James M. Chaffin was convicted on January 21, 1969, of robbery by force with a recommendation of mercy and in accordance with the punishment fixed by the jury, the court sentenced him to imprisonment in the Penitentiary of this State for the term of fifteen years. He appealed from the order of the court overruling his amended motion for a new trial.
In each enumeration of error argued by counsel for the appellant, complaint is made that the court erred in its instructions to the jury concerning appellant's defense of alibi. The court instructed the jury as follows: "alibi as a defense involves the impossibility of the accused's presence at the scene of the offense at the time of its commission and the range of the evidence in respect to time and place must be such as reasonably to examine the possibility of presence. Alibi as a defense must be established to the reasonable satisfaction of the jury and must be such as reasonably to exclude the possibility of presence of the defendant at the scene of the offense at the time of its commission. When so established to the reasonable satisfaction of the jury, the jury should acquit.
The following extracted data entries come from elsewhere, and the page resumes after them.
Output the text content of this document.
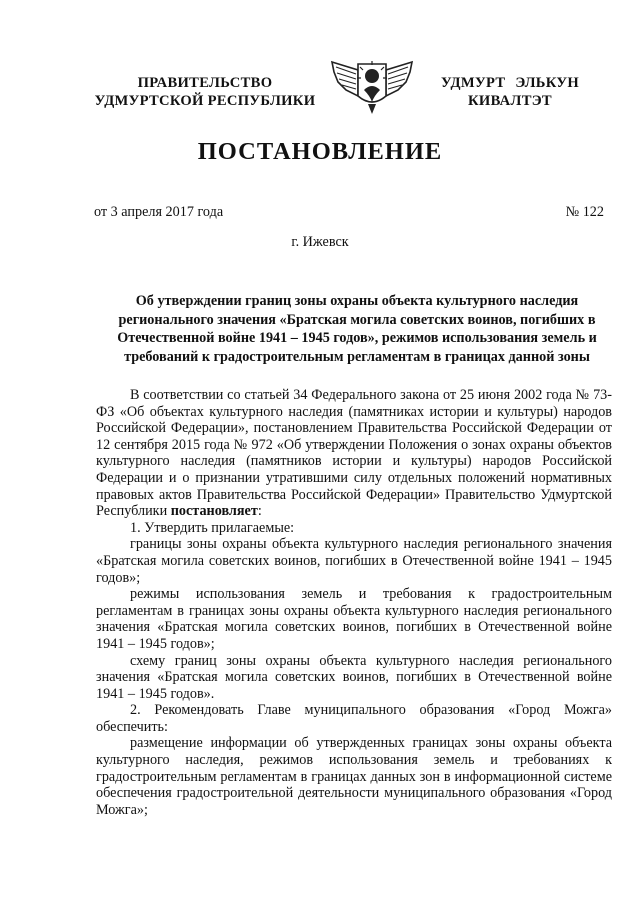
ПРАВИТЕЛЬСТВО
УДМУРТСКОЙ РЕСПУБЛИКИ
УДМУРТ ЭЛЬКУН
КИВАЛТЭТ
ПОСТАНОВЛЕНИЕ
от 3 апреля 2017 года	№ 122
г. Ижевск
Об утверждении границ зоны охраны объекта культурного наследия регионального значения «Братская могила советских воинов, погибших в Отечественной войне 1941 – 1945 годов», режимов использования земель и требований к градостроительным регламентам в границах данной зоны

В соответствии со статьей 34 Федерального закона от 25 июня 2002 года № 73-ФЗ «Об объектах культурного наследия (памятниках истории и культуры) народов Российской Федерации», постановлением Правительства Российской Федерации от 12 сентября 2015 года № 972 «Об утверждении Положения о зонах охраны объектов культурного наследия (памятников истории и культуры) народов Российской Федерации и о признании утратившими силу отдельных положений нормативных правовых актов Правительства Российской Федерации» Правительство Удмуртской Республики постановляет:

1. Утвердить прилагаемые:

границы зоны охраны объекта культурного наследия регионального значения «Братская могила советских воинов, погибших в Отечественной войне 1941 – 1945 годов»;

режимы использования земель и требования к градостроительным регламентам в границах зоны охраны объекта культурного наследия регионального значения «Братская могила советских воинов, погибших в Отечественной войне 1941 – 1945 годов»;

схему границ зоны охраны объекта культурного наследия регионального значения «Братская могила советских воинов, погибших в Отечественной войне 1941 – 1945 годов».

2. Рекомендовать Главе муниципального образования «Город Можга» обеспечить:

размещение информации об утвержденных границах зоны охраны объекта культурного наследия, режимов использования земель и требованиях к градостроительным регламентам в границах данных зон в информационной системе обеспечения градостроительной деятельности муниципального образования «Город Можга»;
Any evidence in the nature of an alibi should be considered by the jury in connection with all other evidence in the case and if in doing so, the jury should entertain a reasonable doubt as to the guilt of the accused, they should acquit."
Appellant contends that this charge placed upon him the burden of proving his defense of alibi, thereby shifting the burden of proof to him; that the charge deprived him of the "benefit of the presumption of innocence" and relieved "the State of the burden of proving each element of the crime charged beyond a reasonable doubt"; that the first two sentences of the charge are inconsistent with the third sentence of the charge; and that the charge violated his "constitutional right of liberty without due process under the Fourteenth Amendment of the United States Constitution and Article I, Section I, Paragraph III (Code Section 2-103) of the Georgia Constitution."
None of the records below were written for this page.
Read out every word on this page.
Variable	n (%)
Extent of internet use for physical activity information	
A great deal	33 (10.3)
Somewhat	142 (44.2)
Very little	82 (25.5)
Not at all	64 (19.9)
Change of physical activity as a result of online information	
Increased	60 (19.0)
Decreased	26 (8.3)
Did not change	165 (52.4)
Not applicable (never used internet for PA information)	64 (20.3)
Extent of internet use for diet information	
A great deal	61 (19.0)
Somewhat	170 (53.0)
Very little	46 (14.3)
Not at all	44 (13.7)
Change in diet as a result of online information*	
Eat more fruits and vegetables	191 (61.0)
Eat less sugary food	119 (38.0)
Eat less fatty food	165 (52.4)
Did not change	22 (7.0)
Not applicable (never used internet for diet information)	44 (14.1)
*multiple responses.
The court instructed the jury that "the accused enters upon the trial of his case with a legal presumption of innocence in his favor and that presumption goes with him throughout the trial and until the State removes it by evidence sufficient to convince your minds beyond a reasonable doubt. The burden is, therefore, upon the State to prove all the material allegations contained in the bill of indictment beyond a reasonable doubt," and just before completing the instructions to the jury by describing the pertinent forms of verdict, any one of which the jury was authorized to return, the jury was instructed as follows: "Before you would be authorized to convict the defendant, his guilt should be made plainly and manifestly to another beyond a reasonable doubt and a reasonable doubt under the law is a doubt that you can give a reason for. If you have a reasonable doubt as to the defendant's guilt, the law says that doubt must be resolved in favor of the defendant and it would be your duty to acquit him." When considered in connection with the entire charge, the charge on alibi did not relieve the State of the burden of proving beyond a reasonable doubt, among the other material allegations of the indictment, the presence of the defendant at the scene of the crime at the time it was committed and that he committed it. Young v. State, 225 Ga. 255
, 258 (167 SE2d 586
). None of the cases cited by the appellant requires a different result.
Lewis R. Slaton, District Attorney, Toby H. Hight, Arthur K. Bolton, Attorney General, for appellee.